Dwa lata więzienia - taki wyrok usłyszał 60-letni motocyklista z Wielkiej Brytanii, który został zatrzymany przez policję w kwietniu ubiegłego roku. Powodem zatrzymania była jazda na jednym kole, ale nieszczęśliwie dla zatrzymanego policjanci zabezpieczyli karte pamięci z kamery.
Na karcie tej znaleźli filmy dokumentujące 150 wykroczenia i niebezpieczne manewry - między innymi wyprzedzanie na linii ciągłej, jazdę z prędkością 153 mil/h czy też znaczne przekraczanie prędkości w terenie zabudowanym. Na podstawie nagrań, które wpadły w ręce policji Richard Hammond został aresztowany pod zarzutem niebezpiecznej jazdy, a jego motocykl zabezpieczony.

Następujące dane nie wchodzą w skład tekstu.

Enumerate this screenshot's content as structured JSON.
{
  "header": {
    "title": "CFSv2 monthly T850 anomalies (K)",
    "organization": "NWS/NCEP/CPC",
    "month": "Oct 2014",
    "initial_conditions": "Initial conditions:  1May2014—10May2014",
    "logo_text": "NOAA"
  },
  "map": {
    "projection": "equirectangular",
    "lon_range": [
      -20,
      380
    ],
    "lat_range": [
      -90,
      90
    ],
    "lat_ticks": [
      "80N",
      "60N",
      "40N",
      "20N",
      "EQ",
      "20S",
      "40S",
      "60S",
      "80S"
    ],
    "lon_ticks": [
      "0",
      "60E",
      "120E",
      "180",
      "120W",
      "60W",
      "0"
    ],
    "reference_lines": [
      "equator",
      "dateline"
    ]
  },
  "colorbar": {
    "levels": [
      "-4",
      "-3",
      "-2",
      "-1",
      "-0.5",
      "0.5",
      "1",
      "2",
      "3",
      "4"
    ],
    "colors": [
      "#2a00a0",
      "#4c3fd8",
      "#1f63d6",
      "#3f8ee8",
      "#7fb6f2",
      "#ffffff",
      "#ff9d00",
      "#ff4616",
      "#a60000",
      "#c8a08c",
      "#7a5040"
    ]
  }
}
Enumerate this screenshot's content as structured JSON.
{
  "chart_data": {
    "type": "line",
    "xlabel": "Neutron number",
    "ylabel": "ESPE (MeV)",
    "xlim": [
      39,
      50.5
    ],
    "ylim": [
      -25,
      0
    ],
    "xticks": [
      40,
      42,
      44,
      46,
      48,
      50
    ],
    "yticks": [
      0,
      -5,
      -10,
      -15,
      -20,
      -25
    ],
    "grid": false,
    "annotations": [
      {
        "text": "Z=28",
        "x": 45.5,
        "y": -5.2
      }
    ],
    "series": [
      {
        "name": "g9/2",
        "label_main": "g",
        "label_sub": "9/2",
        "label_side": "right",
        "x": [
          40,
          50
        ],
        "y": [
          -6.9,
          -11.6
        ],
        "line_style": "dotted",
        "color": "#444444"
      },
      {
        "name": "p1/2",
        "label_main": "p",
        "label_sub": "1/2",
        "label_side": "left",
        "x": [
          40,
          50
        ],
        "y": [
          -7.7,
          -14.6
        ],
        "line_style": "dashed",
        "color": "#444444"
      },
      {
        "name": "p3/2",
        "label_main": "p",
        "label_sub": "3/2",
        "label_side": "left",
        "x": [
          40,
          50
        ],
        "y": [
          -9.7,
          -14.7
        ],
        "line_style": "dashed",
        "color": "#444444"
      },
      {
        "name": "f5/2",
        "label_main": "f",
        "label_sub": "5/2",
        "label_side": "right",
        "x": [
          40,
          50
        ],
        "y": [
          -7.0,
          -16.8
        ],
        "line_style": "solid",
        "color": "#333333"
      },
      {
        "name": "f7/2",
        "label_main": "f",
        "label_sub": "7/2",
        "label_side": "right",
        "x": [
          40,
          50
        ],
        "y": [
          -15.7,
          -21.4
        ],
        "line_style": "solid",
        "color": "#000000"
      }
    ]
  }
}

Po przyznaniu się do czterech najpoważniejszych zarzutów Hammond został skazany po 6 miesięcy za każdy z nich. W więzieniu musi spędzić przynajmniej jeden rok - dopiero po tym okresie może on starać się o wcześniejsze opuszczenie więzienia. Brytyjczyk stracił również prawo jazdy. Sierżant Alan Spicer powiedział, że wysyła tym samym wiadomość do wszystkich kierowców oraz że nie będzie taryfy ulgowej oraz przyzwolenia dla wyścigów na publicznych drogach. Nie jest to pierwszy tego przypadek w UK - już wcześniej pisaliśmy w Moto Opinie o podobnym przypadku, gdzie motocyklista stracił prawko "testując" CBRke 1000RR.